Does devolution alter the choice of public versus private health care?

Choosing between two health care plans

The uniform provision of public health care under a national health system rarely satisfies all people’s expectations.  Unsatisfied individuals can then turn to private alternatives reducing the congestion of the public health system. Nonetheless, when health care preferences are heterogeneous across the territory, government decentralization is an organizational alternative to the reliance on private health care markets.

In BSE Working Paper 1291, “Does Devolution Alter the Choice of Public versus Private Health Care?”, authors Joan Costa-Font and Ada Ferrer-i-Carbonell examine whether government decentralization alters the choice between public and private health care and the perception of individuals about the quality of the national health system. To test their hypothesis, the authors exploit the gradual decentralization of the political stewardship of the Spanish National Health System. Their study contributes to the literature by documenting that government decentralization increases the preferences, the perception, and the satisfaction for public health care and reduces the uptake of private health insurance among higher income and education groups.

The Spanish case study

The authors have focused on the Spanish healthcare decentralization process since it provides a perfect environment to address this question. As a result of this process, Spain is today the OECD country where subcentral governments are responsible for the highest share of public health responsibilities.

The decentralization of the health system in Spain followed a two-step process. The first wave occurred from 1981-1994 and progressively transferred health care responsibilities to the seven historical regions, leaving the other ten regions centrally managed. The second wave of decentralization offers a unique opportunity as health care responsibilities were transferred to the remaining ten regions simultaneously and unexpectedly. These two conditions, together with the fact that the previously transferred regions remained unchanged and no other related reform took place during the same time, make this reform a quasi-experimental setup, with regions affected by the second wave being the treated group and the previously transferred regions the control.

Data and empirical strategy

To address their question, the authors use data from the Spanish Health Care Barometer, an annually representative survey of the Spanish population aimed at capturing, among other things, the use and attitudes towards the health sector. The survey contains standardized questions on the satisfaction, opinion, preferences, and prospective use of the public health care system, information on the uptake of private health insurance, and individual and household characteristics. The authors perform the analysis with data from 1998 to 2009, which avoids taking the years in which Spain was hit by the economic downturn and goes well beyond the reform that took place in 2002.

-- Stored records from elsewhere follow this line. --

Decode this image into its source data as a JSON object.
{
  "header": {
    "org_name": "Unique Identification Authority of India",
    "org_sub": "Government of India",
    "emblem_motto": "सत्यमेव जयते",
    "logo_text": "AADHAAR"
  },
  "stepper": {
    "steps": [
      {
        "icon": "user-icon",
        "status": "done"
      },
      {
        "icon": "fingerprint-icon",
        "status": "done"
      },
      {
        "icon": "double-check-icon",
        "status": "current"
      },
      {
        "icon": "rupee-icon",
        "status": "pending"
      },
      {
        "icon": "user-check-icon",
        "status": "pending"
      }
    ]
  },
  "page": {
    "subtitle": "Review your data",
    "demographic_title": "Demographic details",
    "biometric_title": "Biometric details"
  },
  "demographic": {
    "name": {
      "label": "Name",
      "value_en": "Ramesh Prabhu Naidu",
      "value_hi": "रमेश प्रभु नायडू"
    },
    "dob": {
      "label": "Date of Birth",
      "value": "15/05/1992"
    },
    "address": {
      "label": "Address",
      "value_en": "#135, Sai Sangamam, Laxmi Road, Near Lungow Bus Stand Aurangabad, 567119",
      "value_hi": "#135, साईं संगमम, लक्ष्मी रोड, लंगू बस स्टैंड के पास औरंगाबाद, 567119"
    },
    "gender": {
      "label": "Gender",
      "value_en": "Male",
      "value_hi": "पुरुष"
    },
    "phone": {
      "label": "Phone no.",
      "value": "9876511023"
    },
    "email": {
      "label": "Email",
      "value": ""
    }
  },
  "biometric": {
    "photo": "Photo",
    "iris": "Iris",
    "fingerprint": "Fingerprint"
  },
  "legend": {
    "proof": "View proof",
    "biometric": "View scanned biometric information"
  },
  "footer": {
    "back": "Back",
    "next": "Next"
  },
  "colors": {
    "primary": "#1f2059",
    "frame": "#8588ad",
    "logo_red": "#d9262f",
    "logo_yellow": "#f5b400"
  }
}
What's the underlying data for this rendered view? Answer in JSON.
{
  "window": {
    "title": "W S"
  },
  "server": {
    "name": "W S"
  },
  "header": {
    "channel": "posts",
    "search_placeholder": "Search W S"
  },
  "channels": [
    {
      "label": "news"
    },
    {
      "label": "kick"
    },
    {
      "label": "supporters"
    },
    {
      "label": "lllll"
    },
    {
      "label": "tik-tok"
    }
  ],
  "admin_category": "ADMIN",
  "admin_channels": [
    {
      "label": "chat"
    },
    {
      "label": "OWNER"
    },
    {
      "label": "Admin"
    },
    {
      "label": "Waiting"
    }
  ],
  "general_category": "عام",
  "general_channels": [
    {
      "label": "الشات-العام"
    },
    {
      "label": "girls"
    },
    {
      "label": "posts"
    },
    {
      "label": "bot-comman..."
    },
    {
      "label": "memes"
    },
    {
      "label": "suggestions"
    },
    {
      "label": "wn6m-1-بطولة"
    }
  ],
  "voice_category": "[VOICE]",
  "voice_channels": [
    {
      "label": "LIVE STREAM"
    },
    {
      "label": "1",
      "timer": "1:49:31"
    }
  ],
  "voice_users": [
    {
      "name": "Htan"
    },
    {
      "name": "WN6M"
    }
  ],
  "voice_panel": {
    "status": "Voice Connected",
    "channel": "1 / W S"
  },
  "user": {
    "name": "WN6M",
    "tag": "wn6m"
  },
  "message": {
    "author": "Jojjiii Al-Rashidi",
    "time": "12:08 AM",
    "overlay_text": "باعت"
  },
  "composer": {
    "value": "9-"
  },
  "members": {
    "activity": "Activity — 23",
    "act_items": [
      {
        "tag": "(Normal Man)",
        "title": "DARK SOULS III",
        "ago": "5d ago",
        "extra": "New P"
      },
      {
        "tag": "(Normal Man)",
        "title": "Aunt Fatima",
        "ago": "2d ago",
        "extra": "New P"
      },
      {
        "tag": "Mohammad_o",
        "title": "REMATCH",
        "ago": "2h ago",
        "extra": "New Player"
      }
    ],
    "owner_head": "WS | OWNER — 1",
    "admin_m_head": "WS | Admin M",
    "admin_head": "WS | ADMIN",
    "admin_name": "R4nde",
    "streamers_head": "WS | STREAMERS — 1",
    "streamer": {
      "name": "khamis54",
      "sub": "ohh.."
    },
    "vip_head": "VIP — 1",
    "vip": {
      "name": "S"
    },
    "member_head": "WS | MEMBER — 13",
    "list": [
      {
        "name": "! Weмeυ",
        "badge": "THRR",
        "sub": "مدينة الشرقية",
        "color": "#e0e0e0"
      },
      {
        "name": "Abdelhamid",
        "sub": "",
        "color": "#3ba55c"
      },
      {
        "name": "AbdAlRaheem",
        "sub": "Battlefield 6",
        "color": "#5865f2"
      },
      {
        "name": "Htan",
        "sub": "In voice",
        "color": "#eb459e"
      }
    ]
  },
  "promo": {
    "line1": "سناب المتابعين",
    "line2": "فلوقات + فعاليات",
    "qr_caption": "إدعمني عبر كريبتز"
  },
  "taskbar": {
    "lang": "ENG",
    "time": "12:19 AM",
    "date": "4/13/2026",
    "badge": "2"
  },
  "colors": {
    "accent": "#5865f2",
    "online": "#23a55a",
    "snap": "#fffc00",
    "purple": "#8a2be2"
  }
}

Regarding the empirical strategy, the identification of their work relies on exploiting the variation resulting from the 2002 decentralization reform. The authors exploit the fact that ten regions received the treatment of decentralization. At the same time, no reform took place for the control regions, whose governance was not modified during the period of analysis. Therefore, by comparing both groups, the authors can make causal inference on what is the effect of decentralization on the outcome of interest.  Unlike conventional specifications, the control group of this setup is not a not-treated group but rather a group that was already treated in the past. 

Empirical evidence and mechanisms driving the effect

The authors found that government decentralization produced an increase of 7.5p in the perception that the public health system is working well, a 12p increase in the preference for public health care, and a 10.5p increase in the satisfaction with public health. They also find that decentralization brought a reduction of the PHI take up only for high-income (13.1p) and high education (14p) individuals. Hence, overall, the results are consistent with the argument that decentralization does shift the demand for public health care and that government decentralization provides an alternative to the ‘build in’ accountability mechanisms of health care markets.

Finally, the authors examine several alternative mechanisms potentially driving their results, including variations in regional level budgets, measures of quality of health care, public health capacity, the role of policy interdependence, and migration. They conclude that an increase in capacity cannot explain their results through contracting out private health or an increase in health expenditures. 

The effects are mainly driven by improvements in health care quality as well as policy innovation and diffusion. The transfer of competencies towards the regional governments did not imply an increase in the regional expenditure on health. In contrast, it did modify the rules of the game since it provided regional governments with a new policy responsibility to prove themselves valuables to constituents relative to the central government. Not only this, but it provided the necessary legislative tools to adjust the national health system to the preferences of each region. This created an important mechanism for regional governments to improve the national health system to increase their re-election chances. A side effect of such legislative activity has been the development of further policy interdependence leading to the design of new policies and the dissemination of those policies that have proven successful to regions. 

Overall, the paper provides evidence on the fact that the model of government decentralization common to many European countries, characterized by high political but limited fiscal decentralization, strengthens the choice of national health system care as it adapts to regional specific preferences.